Dillingham himself has a learning curve.

The 32-year-old has been an offensive coordinator at Memphis, Auburn, Florida State and Oregon dating back to 2018. That’s a few reps in a decision-making chair, but he’s spent all of those moments in the booth and not directing both sides of the ball on the field.

Dillingham admitted that communication through crowd noise will be a new experience to him, as will the basic ability to think through pressure situations at the bottom of an arena bowl.

That is the type of noise he’s at least comfortable with.

Dillingham can enjoy that his worries are back to football minutiae, finally.

“I’m a math guy so I can do numbers in my head. We’ll be able to see if I can think — we’ll call a spade a spade — as quickly on the field as I could in the box,” Dillingham said.

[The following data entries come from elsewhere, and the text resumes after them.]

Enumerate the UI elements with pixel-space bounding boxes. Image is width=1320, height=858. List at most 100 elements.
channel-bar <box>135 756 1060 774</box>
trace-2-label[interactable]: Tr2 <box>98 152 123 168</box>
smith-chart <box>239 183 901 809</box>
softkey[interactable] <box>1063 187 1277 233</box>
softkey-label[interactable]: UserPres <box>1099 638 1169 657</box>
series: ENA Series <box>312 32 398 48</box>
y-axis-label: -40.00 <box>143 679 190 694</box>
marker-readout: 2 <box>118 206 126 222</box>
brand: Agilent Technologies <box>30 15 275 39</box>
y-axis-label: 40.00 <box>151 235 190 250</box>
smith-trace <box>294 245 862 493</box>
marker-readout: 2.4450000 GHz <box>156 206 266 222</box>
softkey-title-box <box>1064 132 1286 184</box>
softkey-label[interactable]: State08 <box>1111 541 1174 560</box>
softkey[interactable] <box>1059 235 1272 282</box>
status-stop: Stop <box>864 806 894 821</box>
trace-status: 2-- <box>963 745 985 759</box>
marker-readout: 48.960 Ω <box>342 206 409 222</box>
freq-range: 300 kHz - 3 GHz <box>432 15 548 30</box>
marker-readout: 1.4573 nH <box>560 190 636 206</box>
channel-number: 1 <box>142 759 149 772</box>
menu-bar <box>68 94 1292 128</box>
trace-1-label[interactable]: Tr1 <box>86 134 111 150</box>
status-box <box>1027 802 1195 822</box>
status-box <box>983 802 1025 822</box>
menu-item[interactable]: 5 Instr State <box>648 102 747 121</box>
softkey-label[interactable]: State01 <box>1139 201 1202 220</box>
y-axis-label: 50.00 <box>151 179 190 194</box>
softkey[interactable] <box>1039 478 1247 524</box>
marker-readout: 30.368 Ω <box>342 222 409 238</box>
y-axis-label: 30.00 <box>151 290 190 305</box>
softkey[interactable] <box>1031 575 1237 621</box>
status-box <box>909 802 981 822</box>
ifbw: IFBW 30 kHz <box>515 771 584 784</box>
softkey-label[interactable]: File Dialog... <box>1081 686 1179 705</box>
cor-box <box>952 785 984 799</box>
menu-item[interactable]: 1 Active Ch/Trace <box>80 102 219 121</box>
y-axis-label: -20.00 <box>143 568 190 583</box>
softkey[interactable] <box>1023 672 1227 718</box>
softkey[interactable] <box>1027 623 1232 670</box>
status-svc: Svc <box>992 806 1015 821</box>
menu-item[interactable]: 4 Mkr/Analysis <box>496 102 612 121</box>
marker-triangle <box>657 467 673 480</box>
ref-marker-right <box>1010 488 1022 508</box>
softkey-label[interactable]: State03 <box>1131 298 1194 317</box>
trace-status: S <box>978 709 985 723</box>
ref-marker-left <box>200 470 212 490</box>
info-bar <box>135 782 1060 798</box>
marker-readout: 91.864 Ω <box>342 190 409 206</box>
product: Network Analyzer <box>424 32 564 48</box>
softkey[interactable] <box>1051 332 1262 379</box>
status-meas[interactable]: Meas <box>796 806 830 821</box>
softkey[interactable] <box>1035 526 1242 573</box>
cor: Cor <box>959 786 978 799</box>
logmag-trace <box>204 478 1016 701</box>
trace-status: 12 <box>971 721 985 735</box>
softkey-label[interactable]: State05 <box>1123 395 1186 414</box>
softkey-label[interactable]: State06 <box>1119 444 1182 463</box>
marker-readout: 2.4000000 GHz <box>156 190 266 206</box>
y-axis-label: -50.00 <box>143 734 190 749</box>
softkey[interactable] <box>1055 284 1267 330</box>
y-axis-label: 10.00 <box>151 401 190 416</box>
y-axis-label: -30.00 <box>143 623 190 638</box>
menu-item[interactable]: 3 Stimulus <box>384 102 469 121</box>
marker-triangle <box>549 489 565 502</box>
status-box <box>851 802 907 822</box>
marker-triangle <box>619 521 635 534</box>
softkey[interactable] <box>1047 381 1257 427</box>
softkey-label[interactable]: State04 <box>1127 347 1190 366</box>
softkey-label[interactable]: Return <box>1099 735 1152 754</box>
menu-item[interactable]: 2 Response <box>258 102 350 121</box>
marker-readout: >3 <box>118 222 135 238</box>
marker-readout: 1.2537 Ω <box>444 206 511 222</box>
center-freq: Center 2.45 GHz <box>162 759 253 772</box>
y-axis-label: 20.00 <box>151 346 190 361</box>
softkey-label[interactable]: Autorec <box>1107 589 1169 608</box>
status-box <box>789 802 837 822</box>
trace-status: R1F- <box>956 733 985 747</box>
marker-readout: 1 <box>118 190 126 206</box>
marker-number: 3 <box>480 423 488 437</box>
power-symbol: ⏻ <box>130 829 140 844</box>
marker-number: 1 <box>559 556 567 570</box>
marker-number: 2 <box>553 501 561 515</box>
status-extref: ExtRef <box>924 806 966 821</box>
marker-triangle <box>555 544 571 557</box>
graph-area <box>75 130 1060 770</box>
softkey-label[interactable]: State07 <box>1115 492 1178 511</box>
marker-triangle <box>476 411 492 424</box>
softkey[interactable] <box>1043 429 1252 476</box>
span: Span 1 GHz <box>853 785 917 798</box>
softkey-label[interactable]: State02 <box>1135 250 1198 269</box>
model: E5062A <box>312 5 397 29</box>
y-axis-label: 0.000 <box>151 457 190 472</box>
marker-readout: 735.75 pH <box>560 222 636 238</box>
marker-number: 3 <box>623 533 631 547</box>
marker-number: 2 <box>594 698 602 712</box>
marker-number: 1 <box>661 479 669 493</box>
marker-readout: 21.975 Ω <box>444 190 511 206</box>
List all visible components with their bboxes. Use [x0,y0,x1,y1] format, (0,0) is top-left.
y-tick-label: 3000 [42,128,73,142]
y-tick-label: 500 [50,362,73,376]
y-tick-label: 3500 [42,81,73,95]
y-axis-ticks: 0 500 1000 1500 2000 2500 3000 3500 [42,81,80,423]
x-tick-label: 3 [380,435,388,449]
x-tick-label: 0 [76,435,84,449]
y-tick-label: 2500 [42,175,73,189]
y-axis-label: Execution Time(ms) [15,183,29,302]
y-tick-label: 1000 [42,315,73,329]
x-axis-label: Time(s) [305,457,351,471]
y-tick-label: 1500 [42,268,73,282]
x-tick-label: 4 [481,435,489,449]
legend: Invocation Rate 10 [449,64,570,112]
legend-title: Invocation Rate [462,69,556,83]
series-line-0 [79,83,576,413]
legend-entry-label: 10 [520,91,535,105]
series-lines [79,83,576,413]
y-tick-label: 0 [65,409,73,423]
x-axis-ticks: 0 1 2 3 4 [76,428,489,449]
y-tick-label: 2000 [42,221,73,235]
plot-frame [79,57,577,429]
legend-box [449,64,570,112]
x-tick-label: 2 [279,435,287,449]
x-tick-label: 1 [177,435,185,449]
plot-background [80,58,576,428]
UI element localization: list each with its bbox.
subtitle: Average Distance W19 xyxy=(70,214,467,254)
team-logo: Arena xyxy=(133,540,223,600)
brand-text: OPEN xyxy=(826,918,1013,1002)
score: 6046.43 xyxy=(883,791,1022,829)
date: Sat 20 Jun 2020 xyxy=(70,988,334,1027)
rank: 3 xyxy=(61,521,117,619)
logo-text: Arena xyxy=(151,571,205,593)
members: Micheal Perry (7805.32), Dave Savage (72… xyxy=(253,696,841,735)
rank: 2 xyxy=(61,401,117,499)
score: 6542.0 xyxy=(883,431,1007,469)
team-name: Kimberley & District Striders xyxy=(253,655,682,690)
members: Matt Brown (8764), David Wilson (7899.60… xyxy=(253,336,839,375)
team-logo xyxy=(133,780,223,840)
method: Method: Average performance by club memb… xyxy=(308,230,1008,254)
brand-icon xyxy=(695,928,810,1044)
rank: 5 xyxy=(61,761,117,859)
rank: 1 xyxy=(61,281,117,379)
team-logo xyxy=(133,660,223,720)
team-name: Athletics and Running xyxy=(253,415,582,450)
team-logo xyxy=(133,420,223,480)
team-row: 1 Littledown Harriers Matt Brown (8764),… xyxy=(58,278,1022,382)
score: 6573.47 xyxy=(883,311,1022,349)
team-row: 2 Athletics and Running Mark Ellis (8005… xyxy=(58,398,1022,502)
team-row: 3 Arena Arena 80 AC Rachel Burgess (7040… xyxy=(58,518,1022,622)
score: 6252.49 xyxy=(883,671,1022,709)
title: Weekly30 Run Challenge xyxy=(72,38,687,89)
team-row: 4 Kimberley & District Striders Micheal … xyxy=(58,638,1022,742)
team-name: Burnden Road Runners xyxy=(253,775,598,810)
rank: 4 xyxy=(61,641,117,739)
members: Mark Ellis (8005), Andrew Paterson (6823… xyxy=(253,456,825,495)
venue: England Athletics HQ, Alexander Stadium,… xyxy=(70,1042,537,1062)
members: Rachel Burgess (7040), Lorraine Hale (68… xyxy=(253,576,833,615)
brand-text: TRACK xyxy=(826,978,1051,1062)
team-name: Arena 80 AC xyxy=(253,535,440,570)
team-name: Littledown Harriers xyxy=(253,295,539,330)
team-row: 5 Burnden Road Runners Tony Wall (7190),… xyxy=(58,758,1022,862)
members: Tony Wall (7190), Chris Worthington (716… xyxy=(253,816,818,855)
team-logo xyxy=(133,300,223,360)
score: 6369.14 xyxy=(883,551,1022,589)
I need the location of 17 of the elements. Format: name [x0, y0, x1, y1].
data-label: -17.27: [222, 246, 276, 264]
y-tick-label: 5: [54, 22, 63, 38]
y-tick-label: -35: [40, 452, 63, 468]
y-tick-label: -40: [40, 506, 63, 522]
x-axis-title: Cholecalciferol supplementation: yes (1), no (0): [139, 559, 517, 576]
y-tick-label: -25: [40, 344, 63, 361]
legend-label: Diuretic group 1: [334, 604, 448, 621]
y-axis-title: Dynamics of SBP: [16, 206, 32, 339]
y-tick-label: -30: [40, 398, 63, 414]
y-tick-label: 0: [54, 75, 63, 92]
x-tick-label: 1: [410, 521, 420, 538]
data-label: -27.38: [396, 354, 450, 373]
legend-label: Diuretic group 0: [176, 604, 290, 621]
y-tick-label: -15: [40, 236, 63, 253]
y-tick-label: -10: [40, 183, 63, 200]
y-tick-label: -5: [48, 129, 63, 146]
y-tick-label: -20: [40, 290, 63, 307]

“It’s 2 minutes, 20 seconds left, it’s first down, well, they have no timeouts. Well, that means 40 seconds, 40 seconds, 40 seconds. That’s how much you can waste (on downs). That’s two minutes of time. That means (the opponent would) need four plays (in) the last 20 seconds. If you do that, the game’s over. Going through those things in your mind quickly, right, am I going to have the tempo … or am I going to have to get my pen out and do math?”